Q - Quelle est la place de l'Amérique du sud dans les relations extérieures de la France, sur les plans politique et économique ?
R - Les relations de la France avec les pays d'Amérique du sud sont anciennes : pour prendre l'exemple de l'Uruguay, vous savez qu'au milieu du XIXème siècle, la moitié des immigrants étaient des Français. Une " Légion française " participa même à la défense de Montevideo assiégée. Dès cette époque, l'intérêt politique de la France pour l'Amérique du sud est réel.
Par la suite, les relations ne se sont jamais interrompues. Pendant les dictatures militaires, la France a accueilli de très nombreux réfugiés uruguayens, chiliens ou argentins.

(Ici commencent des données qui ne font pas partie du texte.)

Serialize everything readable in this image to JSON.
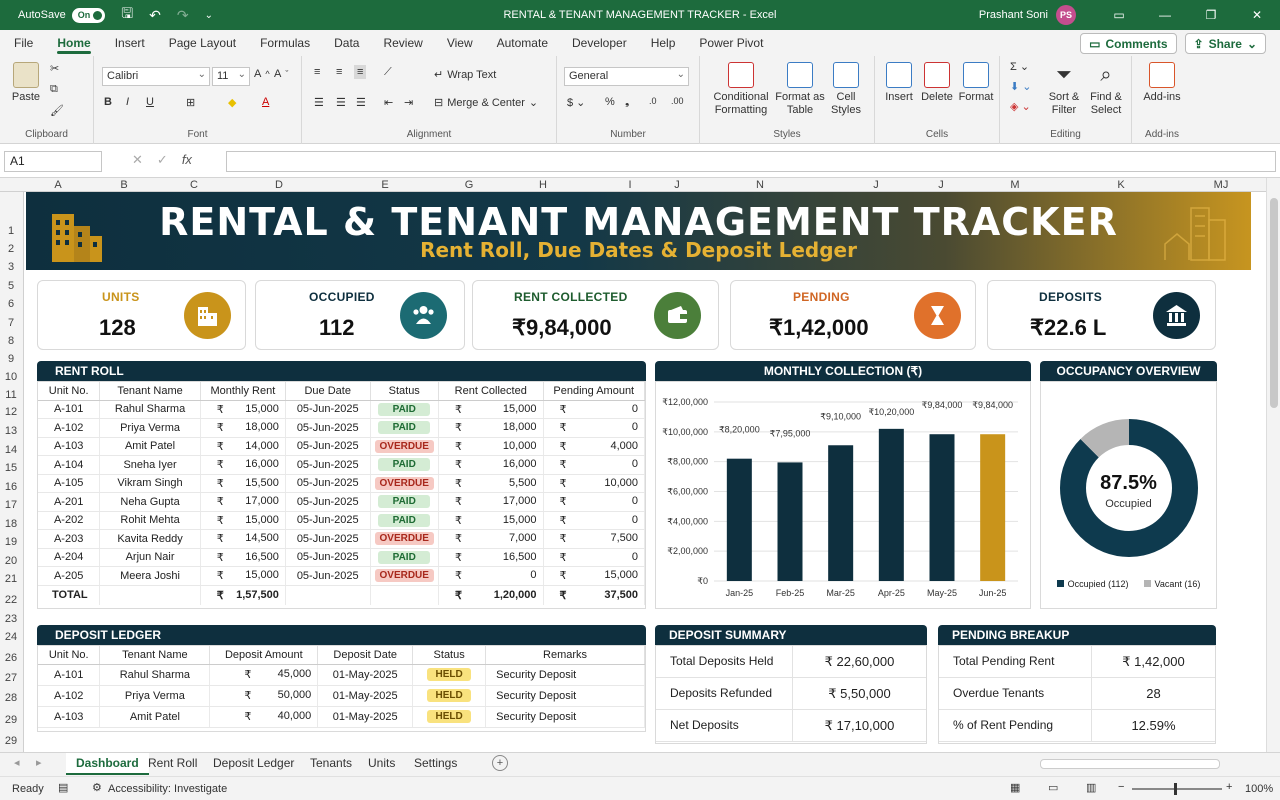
{
  "titlebar": {
    "autosave_label": "AutoSave",
    "autosave_state": "On",
    "doc_title": "RENTAL & TENANT MANAGEMENT TRACKER  -  Excel",
    "user_name": "Prashant Soni",
    "user_initials": "PS"
  },
  "menu": {
    "tabs": [
      "File",
      "Home",
      "Insert",
      "Page Layout",
      "Formulas",
      "Data",
      "Review",
      "View",
      "Automate",
      "Developer",
      "Help",
      "Power Pivot"
    ],
    "active": "Home",
    "comments": "Comments",
    "share": "Share"
  },
  "ribbon": {
    "paste": "Paste",
    "clipboard": "Clipboard",
    "font_name": "Calibri",
    "font_size": "11",
    "font": "Font",
    "wrap_text": "Wrap Text",
    "merge_center": "Merge & Center",
    "alignment": "Alignment",
    "number_format": "General",
    "number": "Number",
    "conditional": "Conditional",
    "formatting": "Formatting",
    "format_as": "Format as",
    "table": "Table",
    "cell": "Cell",
    "cell_styles": "Styles",
    "styles": "Styles",
    "insert": "Insert",
    "delete": "Delete",
    "format": "Format",
    "cells": "Cells",
    "sort": "Sort &",
    "filter": "Filter",
    "find": "Find &",
    "select": "Select",
    "editing": "Editing",
    "addins": "Add-ins",
    "addins_group": "Add-ins"
  },
  "formula_bar": {
    "name_box": "A1",
    "fx": "fx"
  },
  "columns": [
    "A",
    "B",
    "C",
    "D",
    "E",
    "G",
    "H",
    "I",
    "J",
    "N",
    "J",
    "J",
    "M",
    "K",
    "MJ"
  ],
  "rows": [
    "1",
    "2",
    "3",
    "5",
    "6",
    "7",
    "8",
    "9",
    "10",
    "11",
    "12",
    "13",
    "14",
    "15",
    "16",
    "17",
    "18",
    "19",
    "20",
    "21",
    "22",
    "23",
    "24",
    "26",
    "27",
    "28",
    "29",
    "29"
  ],
  "banner": {
    "title": "RENTAL & TENANT MANAGEMENT TRACKER",
    "subtitle": "Rent Roll, Due Dates & Deposit Ledger"
  },
  "kpis": [
    {
      "label": "UNITS",
      "value": "128",
      "color": "#c9941b",
      "icon": "building-icon"
    },
    {
      "label": "OCCUPIED",
      "value": "112",
      "color": "#1c6b73",
      "icon": "people-icon"
    },
    {
      "label": "RENT COLLECTED",
      "value": "₹9,84,000",
      "color": "#4b7f3a",
      "icon": "wallet-icon"
    },
    {
      "label": "PENDING",
      "value": "₹1,42,000",
      "color": "#e0712b",
      "icon": "hourglass-icon"
    },
    {
      "label": "DEPOSITS",
      "value": "₹22.6 L",
      "color": "#0e2f3e",
      "icon": "bank-icon"
    }
  ],
  "rent_roll": {
    "title": "RENT ROLL",
    "headers": [
      "Unit No.",
      "Tenant Name",
      "Monthly Rent",
      "Due Date",
      "Status",
      "Rent Collected",
      "Pending Amount"
    ],
    "currency": "₹",
    "rows": [
      {
        "unit": "A-101",
        "tenant": "Rahul Sharma",
        "rent": "15,000",
        "due": "05-Jun-2025",
        "status": "PAID",
        "collected": "15,000",
        "pending": "0"
      },
      {
        "unit": "A-102",
        "tenant": "Priya Verma",
        "rent": "18,000",
        "due": "05-Jun-2025",
        "status": "PAID",
        "collected": "18,000",
        "pending": "0"
      },
      {
        "unit": "A-103",
        "tenant": "Amit Patel",
        "rent": "14,000",
        "due": "05-Jun-2025",
        "status": "OVERDUE",
        "collected": "10,000",
        "pending": "4,000"
      },
      {
        "unit": "A-104",
        "tenant": "Sneha Iyer",
        "rent": "16,000",
        "due": "05-Jun-2025",
        "status": "PAID",
        "collected": "16,000",
        "pending": "0"
      },
      {
        "unit": "A-105",
        "tenant": "Vikram Singh",
        "rent": "15,500",
        "due": "05-Jun-2025",
        "status": "OVERDUE",
        "collected": "5,500",
        "pending": "10,000"
      },
      {
        "unit": "A-201",
        "tenant": "Neha Gupta",
        "rent": "17,000",
        "due": "05-Jun-2025",
        "status": "PAID",
        "collected": "17,000",
        "pending": "0"
      },
      {
        "unit": "A-202",
        "tenant": "Rohit Mehta",
        "rent": "15,000",
        "due": "05-Jun-2025",
        "status": "PAID",
        "collected": "15,000",
        "pending": "0"
      },
      {
        "unit": "A-203",
        "tenant": "Kavita Reddy",
        "rent": "14,500",
        "due": "05-Jun-2025",
        "status": "OVERDUE",
        "collected": "7,000",
        "pending": "7,500"
      },
      {
        "unit": "A-204",
        "tenant": "Arjun Nair",
        "rent": "16,500",
        "due": "05-Jun-2025",
        "status": "PAID",
        "collected": "16,500",
        "pending": "0"
      },
      {
        "unit": "A-205",
        "tenant": "Meera Joshi",
        "rent": "15,000",
        "due": "05-Jun-2025",
        "status": "OVERDUE",
        "collected": "0",
        "pending": "15,000"
      }
    ],
    "total_label": "TOTAL",
    "total_rent": "1,57,500",
    "total_collected": "1,20,000",
    "total_pending": "37,500"
  },
  "monthly_title": "MONTHLY COLLECTION (₹)",
  "chart_data": {
    "type": "bar",
    "title": "MONTHLY COLLECTION (₹)",
    "categories": [
      "Jan-25",
      "Feb-25",
      "Mar-25",
      "Apr-25",
      "May-25",
      "Jun-25"
    ],
    "values": [
      820000,
      795000,
      910000,
      1020000,
      984000,
      984000
    ],
    "data_labels": [
      "₹8,20,000",
      "₹7,95,000",
      "₹9,10,000",
      "₹10,20,000",
      "₹9,84,000",
      "₹9,84,000"
    ],
    "y_ticks": [
      "₹0",
      "₹2,00,000",
      "₹4,00,000",
      "₹6,00,000",
      "₹8,00,000",
      "₹10,00,000",
      "₹12,00,000"
    ],
    "ylim": [
      0,
      1200000
    ],
    "bar_color": "#0e2f3e",
    "highlight_color": "#c9941b",
    "highlight_index": 5,
    "grid": true
  },
  "occupancy": {
    "title": "OCCUPANCY OVERVIEW",
    "percent_label": "87.5%",
    "sub": "Occupied",
    "occupied": 112,
    "vacant": 16,
    "legend_occupied": "Occupied (112)",
    "legend_vacant": "Vacant (16)",
    "occupied_color": "#0e3a4e",
    "vacant_color": "#b5b5b5"
  },
  "deposit_ledger": {
    "title": "DEPOSIT LEDGER",
    "headers": [
      "Unit No.",
      "Tenant Name",
      "Deposit Amount",
      "Deposit Date",
      "Status",
      "Remarks"
    ],
    "rows": [
      {
        "unit": "A-101",
        "tenant": "Rahul Sharma",
        "amount": "45,000",
        "date": "01-May-2025",
        "status": "HELD",
        "remarks": "Security Deposit"
      },
      {
        "unit": "A-102",
        "tenant": "Priya Verma",
        "amount": "50,000",
        "date": "01-May-2025",
        "status": "HELD",
        "remarks": "Security Deposit"
      },
      {
        "unit": "A-103",
        "tenant": "Amit Patel",
        "amount": "40,000",
        "date": "01-May-2025",
        "status": "HELD",
        "remarks": "Security Deposit"
      }
    ]
  },
  "deposit_summary": {
    "title": "DEPOSIT SUMMARY",
    "rows": [
      {
        "label": "Total Deposits Held",
        "value": "₹ 22,60,000"
      },
      {
        "label": "Deposits Refunded",
        "value": "₹ 5,50,000"
      },
      {
        "label": "Net Deposits",
        "value": "₹ 17,10,000"
      }
    ]
  },
  "pending_breakup": {
    "title": "PENDING BREAKUP",
    "rows": [
      {
        "label": "Total Pending Rent",
        "value": "₹ 1,42,000"
      },
      {
        "label": "Overdue Tenants",
        "value": "28"
      },
      {
        "label": "% of Rent Pending",
        "value": "12.59%"
      }
    ]
  },
  "sheet_tabs": [
    "Dashboard",
    "Rent Roll",
    "Deposit Ledger",
    "Tenants",
    "Units",
    "Settings"
  ],
  "active_sheet": "Dashboard",
  "status": {
    "ready": "Ready",
    "accessibility": "Accessibility: Investigate",
    "zoom": "100%"
  }
}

L'intérêt de la France a été encore relancé par le retour à la démocratie et la stabilisation économique dans la région. Le président de la République a visité les quatre pays du Mercosur et la Bolivie en mars 1997, et a alors lancé l'idée d'un sommet entre l'Union européenne et les pays d'Amérique latine et des Caraïbes. Celui-ci a eu lieu à Rio en juin 1999. Quant à moi, je me suis rendu au Brésil en septembre 1999 et au début du mois d'avril 2000 en Argentine et en Uruguay.
Q - Les relations sont-elles plus compliquées sur le plan économique ?
R - Sur le plan économique également, les relations sont étroites : nos plus grandes entreprises sont présentes en Amérique du sud depuis de nombreuses années ; plus récemment, les entreprises françaises de distribution se sont implantées, avec succès, dans la région. Et cette tendance se renforce : la part de l'Amérique du sud dans les investissements français à l'étranger a plus que doublé depuis 1990.
Q - Considérez-vous que l'établissement d'une zone de libre-échange avec le Mercosur est une chose positive, ou pensez-vous qu'une telle perspective, pour se concrétiser, nécessitera encore beaucoup de discussions ?
R - C'est précisément parce que l'Amérique du sud, et le Mercosur en particulier, sont importants pour la France et l'Europe que nous avons décidé de nous engager, en 1995, sur la voie d'un dialogue dans les premiers temps, les questions tarifaires seront abordées à partir du 1er juillet 2001.
Q - Cela fait-il partie des sujets épineux pour les deux parties ?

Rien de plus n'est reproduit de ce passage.